Proposta do Bloco de Esquerda sobre levantamento do lay-off no setor dos transportes rejeitada

Na proposta que deu entrada na Assembleia da República a 29 de junho, o Bloco de Esquerda lembrava que “a oferta mantém-se em níveis baixíssimos para quem necessita de transportes públicos para trabalhar”.

Sociedade de Transportes Coletivos do Porto

O projeto de resolução do Bloco de Esquerda onde o partido recomendava ao Governo o “levantamento do lay-off no
setor dos transportes”, foi rejeitada, esta quinta feira, dia 23 de julho, no parlamento.

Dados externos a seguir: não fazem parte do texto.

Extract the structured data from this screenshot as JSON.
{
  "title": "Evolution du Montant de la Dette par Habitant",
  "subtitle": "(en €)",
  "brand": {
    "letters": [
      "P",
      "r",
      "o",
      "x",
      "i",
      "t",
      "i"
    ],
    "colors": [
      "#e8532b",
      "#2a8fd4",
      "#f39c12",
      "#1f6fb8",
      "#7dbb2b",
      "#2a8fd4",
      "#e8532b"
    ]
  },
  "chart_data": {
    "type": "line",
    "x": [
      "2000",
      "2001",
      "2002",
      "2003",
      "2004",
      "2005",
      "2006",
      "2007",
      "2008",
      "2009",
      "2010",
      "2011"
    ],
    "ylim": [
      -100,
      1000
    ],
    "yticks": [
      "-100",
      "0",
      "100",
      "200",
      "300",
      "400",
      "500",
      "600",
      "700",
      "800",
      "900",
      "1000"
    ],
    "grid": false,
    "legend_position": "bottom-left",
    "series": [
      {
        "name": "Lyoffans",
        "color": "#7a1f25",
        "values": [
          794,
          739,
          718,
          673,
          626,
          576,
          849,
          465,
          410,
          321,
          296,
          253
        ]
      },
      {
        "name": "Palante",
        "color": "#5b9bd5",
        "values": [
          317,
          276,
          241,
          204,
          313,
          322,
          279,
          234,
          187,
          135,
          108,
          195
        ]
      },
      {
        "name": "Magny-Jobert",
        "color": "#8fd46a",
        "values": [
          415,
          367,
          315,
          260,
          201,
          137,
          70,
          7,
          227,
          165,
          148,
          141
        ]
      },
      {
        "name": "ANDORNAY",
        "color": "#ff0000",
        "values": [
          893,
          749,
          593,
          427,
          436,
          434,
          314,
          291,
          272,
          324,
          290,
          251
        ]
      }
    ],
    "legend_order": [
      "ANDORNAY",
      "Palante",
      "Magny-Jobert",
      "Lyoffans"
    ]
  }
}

A proposta contou com votos contra do PS e CDS-PP, abstenção do PSD, Iniciativa Liberal e Chega! e votos a favor do PCP, Bloco de Esquerda, PEV, PAN e as deputadas não inscritas, Joacine Katar Moreira e Cristina Rodrigues.

No documento que deu entrada na Assembleia da República a 29 de junho, o Bloco de Esquerda pedia ao Governo que encetasse”, de imediato, todas as alterações necessárias para que o setor de transportes, de importância fundamental atualmente para fazer frente à crise pandémica, levante a aplicação do regime de lay off”. Os transportes em questão eram a Vimeca, Arriva ,que inclui os TST, Scotturb e Barraqueiro Transportes e a Rodoviária de Lisboa

O Bloco de Esquerda lembrava que “estamos em rápido processo de desconfinamento e redução da capacidade dos transportes públicos, por questões de saúde pública e devido distanciamento”. “Ainda assim, a oferta mantém-se em níveis baixíssimos para quem necessita de transportes públicos para trabalhar”, apontou o partido.

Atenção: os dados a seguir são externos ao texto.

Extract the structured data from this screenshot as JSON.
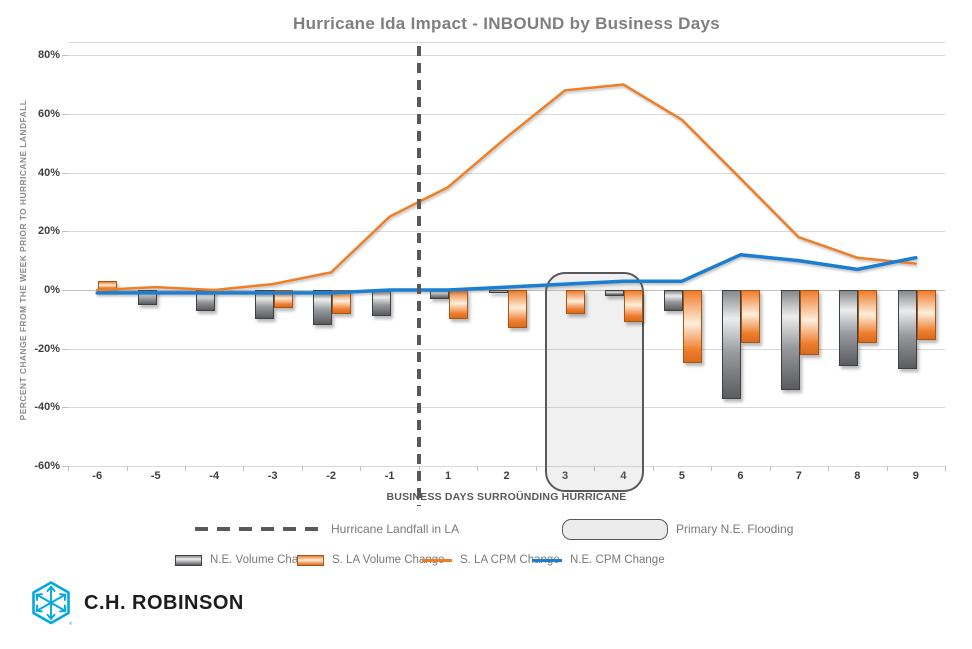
{
  "title": "Hurricane Ida Impact - INBOUND by Business Days",
  "chart_data": {
    "type": "bar+line combo",
    "categories": [
      "-6",
      "-5",
      "-4",
      "-3",
      "-2",
      "-1",
      "1",
      "2",
      "3",
      "4",
      "5",
      "6",
      "7",
      "8",
      "9"
    ],
    "yticks": [
      80,
      60,
      40,
      20,
      0,
      -20,
      -40,
      -60
    ],
    "ylim": [
      -60,
      80
    ],
    "ylabel": "PERCENT CHANGE FROM THE WEEK PRIOR TO HURRICANE LANDFALL",
    "xlabel": "BUSINESS DAYS SURROÜNDING HURRICANE",
    "grid": "horizontal only",
    "bar_series": [
      {
        "name": "N.E. Volume Change",
        "style": "gray",
        "values": [
          0,
          -5,
          -7,
          -10,
          -12,
          -9,
          -3,
          -1,
          0,
          -2,
          -7,
          -37,
          -34,
          -26,
          -27
        ]
      },
      {
        "name": "S. LA Volume Change",
        "style": "orange",
        "values": [
          3,
          0,
          0,
          -6,
          -8,
          0,
          -10,
          -13,
          -8,
          -11,
          -25,
          -18,
          -22,
          -18,
          -17
        ]
      }
    ],
    "line_series": [
      {
        "name": "S. LA CPM Change",
        "color": "#F07E26",
        "width": 2.5,
        "values": [
          0,
          1,
          0,
          2,
          6,
          25,
          35,
          52,
          68,
          70,
          58,
          38,
          18,
          11,
          9
        ]
      },
      {
        "name": "N.E. CPM Change",
        "color": "#1B7ED0",
        "width": 3.5,
        "values": [
          -1,
          -1,
          -1,
          -1,
          -1,
          0,
          0,
          1,
          2,
          3,
          3,
          12,
          10,
          7,
          11
        ]
      }
    ],
    "annotations": {
      "landfall_line": {
        "label": "Hurricane Landfall in LA",
        "between_days": [
          "-1",
          "1"
        ]
      },
      "flooding_box": {
        "label": "Primary N.E. Flooding",
        "covers_days": [
          "3",
          "4"
        ]
      }
    }
  },
  "legend": {
    "row1": [
      {
        "swatch": "dashed-line",
        "label": "Hurricane Landfall in LA"
      },
      {
        "swatch": "rounded-box",
        "label": "Primary N.E. Flooding"
      }
    ],
    "row2": [
      {
        "swatch": "gray-bar",
        "label": "N.E. Volume Change"
      },
      {
        "swatch": "orange-bar",
        "label": "S. LA Volume Change"
      },
      {
        "swatch": "orange-line",
        "label": "S. LA CPM Change"
      },
      {
        "swatch": "blue-line",
        "label": "N.E. CPM Change"
      }
    ]
  },
  "logo": {
    "brand": "C.H. ROBINSON"
  },
  "colors": {
    "orange_line": "#F07E26",
    "blue_line": "#1B7ED0",
    "gray_bar": "#85878a",
    "orange_bar": "#EE7C2B",
    "annotation_gray": "#595959",
    "title_gray": "#7F7F7F",
    "logo_blue": "#00A9E0",
    "grid_gray": "#D9D9D9"
  }
}
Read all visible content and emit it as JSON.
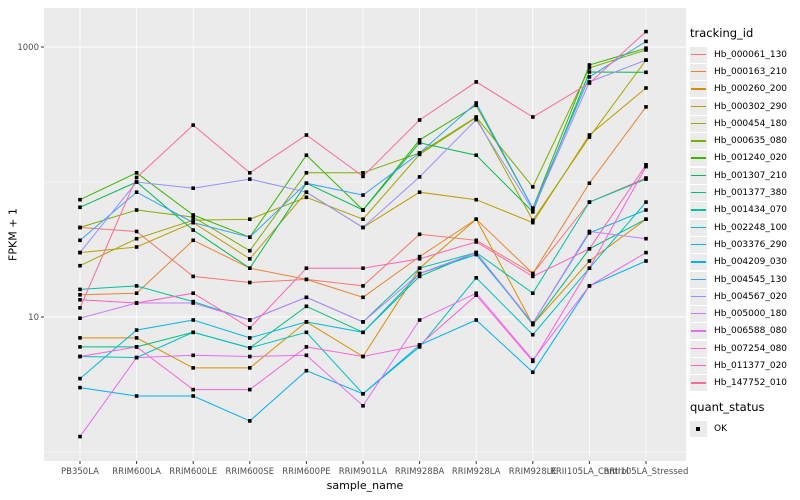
{
  "chart_data": {
    "type": "line",
    "title": "",
    "xlabel": "sample_name",
    "ylabel": "FPKM + 1",
    "x_categories": [
      "PB350LA",
      "RRIM600LA",
      "RRIM600LE",
      "RRIM600SE",
      "RRIM600PE",
      "RRIM901LA",
      "RRIM928BA",
      "RRIM928LA",
      "RRIM928LE",
      "RRII105LA_Control",
      "RRII105LA_Stressed"
    ],
    "y_scale": "log10",
    "ylim": [
      1.2,
      1450
    ],
    "y_major_ticks": [
      {
        "value": 1000,
        "label": "1000"
      },
      {
        "value": 10,
        "label": "10"
      }
    ],
    "y_minor_gridlines": [
      1,
      100
    ],
    "grid": true,
    "legend_position": "right",
    "point_color": "#000000",
    "series": [
      {
        "name": "Hb_000061_130",
        "color": "#F8766D",
        "values": [
          46,
          43,
          20,
          18,
          19,
          17,
          41,
          37,
          21,
          71,
          107
        ]
      },
      {
        "name": "Hb_000163_210",
        "color": "#EA8331",
        "values": [
          14.6,
          15,
          37,
          23,
          19,
          14,
          28,
          53,
          21,
          98,
          360
        ]
      },
      {
        "name": "Hb_000260_200",
        "color": "#D89000",
        "values": [
          7,
          7,
          4.2,
          4.2,
          9.2,
          5.1,
          23,
          53,
          8.8,
          26,
          53
        ]
      },
      {
        "name": "Hb_000302_290",
        "color": "#C09B00",
        "values": [
          30,
          33,
          50,
          27,
          84,
          46,
          84,
          74,
          50,
          223,
          497
        ]
      },
      {
        "name": "Hb_000454_180",
        "color": "#A3A500",
        "values": [
          24,
          38,
          52,
          53,
          77,
          53,
          160,
          300,
          52,
          215,
          800
        ]
      },
      {
        "name": "Hb_000635_080",
        "color": "#7CAE00",
        "values": [
          46,
          62,
          55,
          31,
          117,
          117,
          164,
          303,
          92,
          700,
          950
        ]
      },
      {
        "name": "Hb_001240_020",
        "color": "#39B600",
        "values": [
          74,
          117,
          57,
          39,
          158,
          62,
          205,
          370,
          64,
          736,
          980
        ]
      },
      {
        "name": "Hb_001307_210",
        "color": "#00BB4E",
        "values": [
          65,
          100,
          44,
          23,
          98,
          62,
          195,
          158,
          60,
          653,
          650
        ]
      },
      {
        "name": "Hb_001377_380",
        "color": "#00BF7D",
        "values": [
          6,
          6,
          7.7,
          5.9,
          12,
          7.7,
          20,
          30,
          8.8,
          32,
          53
        ]
      },
      {
        "name": "Hb_001434_070",
        "color": "#00C1A3",
        "values": [
          16,
          17,
          13,
          9.5,
          14,
          9.2,
          23,
          30,
          15,
          71,
          105
        ]
      },
      {
        "name": "Hb_002248_100",
        "color": "#00BFC4",
        "values": [
          5.1,
          5,
          7.7,
          5.9,
          7.7,
          2.7,
          6,
          19.5,
          7.4,
          23,
          71
        ]
      },
      {
        "name": "Hb_003376_290",
        "color": "#00BAE0",
        "values": [
          3.5,
          8,
          9.5,
          7,
          9.2,
          7.7,
          21,
          29,
          9,
          42,
          62
        ]
      },
      {
        "name": "Hb_004209_030",
        "color": "#00B0F6",
        "values": [
          3,
          2.6,
          2.6,
          1.7,
          4,
          2.7,
          6.2,
          9.5,
          3.9,
          17,
          26
        ]
      },
      {
        "name": "Hb_004545_130",
        "color": "#35A2FF",
        "values": [
          37,
          84,
          50,
          39,
          98,
          80,
          164,
          385,
          64,
          600,
          1100
        ]
      },
      {
        "name": "Hb_004567_020",
        "color": "#9590FF",
        "values": [
          30,
          100,
          90,
          105,
          84,
          46,
          109,
          290,
          62,
          551,
          800
        ]
      },
      {
        "name": "Hb_005000_180",
        "color": "#C77CFF",
        "values": [
          9.8,
          12.7,
          12.7,
          9.5,
          14,
          9.2,
          21,
          30,
          9,
          43,
          38
        ]
      },
      {
        "name": "Hb_006588_080",
        "color": "#E76BF3",
        "values": [
          1.3,
          5,
          5.2,
          5.1,
          5.2,
          2.2,
          9.5,
          15,
          4.8,
          17,
          30
        ]
      },
      {
        "name": "Hb_007254_080",
        "color": "#FA62DB",
        "values": [
          5.1,
          6,
          2.9,
          2.9,
          6,
          5.1,
          6.2,
          14.5,
          4.7,
          23,
          130
        ]
      },
      {
        "name": "Hb_011377_020",
        "color": "#FF62BC",
        "values": [
          13.4,
          12.7,
          15,
          8.3,
          23,
          23,
          27,
          36,
          20,
          32,
          134
        ]
      },
      {
        "name": "Hb_147752_010",
        "color": "#FF6A98",
        "values": [
          11.7,
          108,
          264,
          117,
          223,
          110,
          288,
          551,
          303,
          540,
          1300
        ]
      }
    ]
  },
  "legend": {
    "tracking_title": "tracking_id",
    "quant_title": "quant_status",
    "quant_items": [
      {
        "label": "OK"
      }
    ]
  },
  "axes": {
    "x_title": "sample_name",
    "y_title": "FPKM + 1"
  },
  "colors": {
    "panel_background": "#EBEBEB",
    "gridline": "#FFFFFF",
    "tick_label": "#4D4D4D",
    "tick_mark": "#333333",
    "point": "#000000"
  }
}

“Os relatos de utentes dos TST que se deslocam diariamente de concelhos de Setúbal para Lisboa ou da Vimeca são extremamente preocupantes e de uma gravidade enorme, especialmente nas primeiras carreiras da manhã”, advertiu o Bloco de Esquerda.

“A par disso, a situação de várias centenas de trabalhadores é muito complicada há vários meses, com corte de rendimentos e muita opacidade por parte das administrações das empresas”, referiu ainda o Bloco de Esquerda.